I returned to the captain’s room. Pennistone was still there. He was about to leave, standing up, wearing his cap.

“Well then,” he was saying. “On the first of next month Szymanski ceases to serve under the Free French authority, and comes under the command of the Polish Forces in Great Britain. That’s settled at last.”

Masham, the I. Corps captain, turned to me. I explained deal was off. He knew, of course, already.

“Sorry,” he said. “Thanks for looking in. I hear you and David know each other.”

After taking leave of him, Pennistone and I went out together into the street. He asked what had happened. I outlined the interview with Major Finn. Pennistone listened with attention.;

“Finn seems to have been well disposed towards you,” he said.

“I liked him — what’s his story?”

“Some fantastic episode in the first war, when he got his V.C. After coming out of the army, he decided to go into the cosmetics business — scent, face powder, things like that, the last trade you’d connect him with. He talks very accurate French with the most outlandish accent you ever heard. He’s been a great success with the Free French — liked by de Gaulle, which is not everyone’s luck.”

“Surprising he’s not got higher rank.”

“Finn could have become a colonel half-a-dozen times over since rejoining the army,” said Pennistone. “He always says he prefers not to have too much responsibility. He has his V.C., which always entails respect — and which he loves talking about. However, I think he may be tempted at last to accept higher rank.”

“To what?”

“Very much in the air at the moment. All I can say is, you may be more likely to hear from him than you think.”
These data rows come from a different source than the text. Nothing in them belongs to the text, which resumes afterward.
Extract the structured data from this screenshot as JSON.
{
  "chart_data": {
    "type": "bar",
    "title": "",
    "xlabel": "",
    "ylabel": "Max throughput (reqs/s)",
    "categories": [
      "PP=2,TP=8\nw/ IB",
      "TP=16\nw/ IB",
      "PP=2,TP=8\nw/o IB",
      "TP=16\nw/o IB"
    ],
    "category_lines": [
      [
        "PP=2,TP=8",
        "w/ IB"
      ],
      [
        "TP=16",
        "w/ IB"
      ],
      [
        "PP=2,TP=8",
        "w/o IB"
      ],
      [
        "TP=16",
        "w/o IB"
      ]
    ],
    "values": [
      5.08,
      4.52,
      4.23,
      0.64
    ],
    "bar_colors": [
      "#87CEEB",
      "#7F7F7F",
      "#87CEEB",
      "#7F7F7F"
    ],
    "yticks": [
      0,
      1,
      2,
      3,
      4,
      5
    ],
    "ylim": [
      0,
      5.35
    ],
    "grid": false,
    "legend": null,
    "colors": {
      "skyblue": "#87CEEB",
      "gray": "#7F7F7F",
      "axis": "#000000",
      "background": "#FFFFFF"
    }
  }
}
“Does he make money at his cosmetics?”

“Enough to keep a wife and daughter hidden away somewhere.”

“Why are they hidden away?”

“I don’t know,” said Pennistone, laughing. “They just are. There are all kinds of things about Finn that are not explained. Keeping them hidden away is part of the Finn system. When I knew him in Paris, I soon found he had a secretive side.”

“You knew him before the war?”

“I came across him, oddly enough, when I was in textiles, working over there.”

‘Textiles are your job?”

“I got out in the end.”

“Into what?”

Pennistone laughed again, as if that were an absurd question to ask.
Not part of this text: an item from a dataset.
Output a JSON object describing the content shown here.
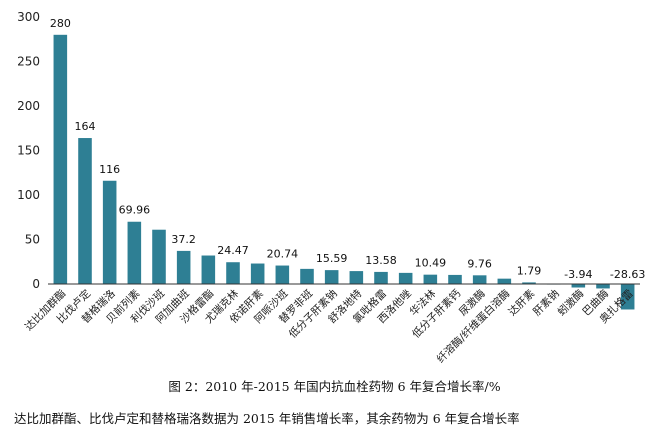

“Oh, nothing much really,” he said. “I travel about a lot — or used to before the war. I think I told you, when we last met, that I’m trying to write something about Descartes.”

All this suggested — as it turned out rightly — that Pennistone, as well as Finn, had his secretive side. When I came to know him better, I found what mattered to Pennistone was what went on in his head. He could rarely tell you what he had done in the past, or proposed to do in the future, beyond giving a bare statement of places he had visited or wanted to visit, books he had read or wanted to read. On the other hand, he was able to describe pretty lucidly what he had thought — philosophically speaking — at any given period of his life. While other people lived for money, power, women, the arts, domesticity, Pennistone liked merely thinking about things, arranging his mind. Nothing else ever seemed to matter to him. It was the aim Stringham had announced now as his own, though Pennistone was a very different sort of person from Stringham, and better equipped for perfecting the process. I only found out these things about him at a later stage.

“Give me the essential details regarding yourself,” Pennistone said. “Unit, army number, that sort of thing — just in case anything should crop up where I myself might be of use.

I wrote it all down. We parted company, agreeing that Nietzschean Eternal Recurrences must bring us together soon again.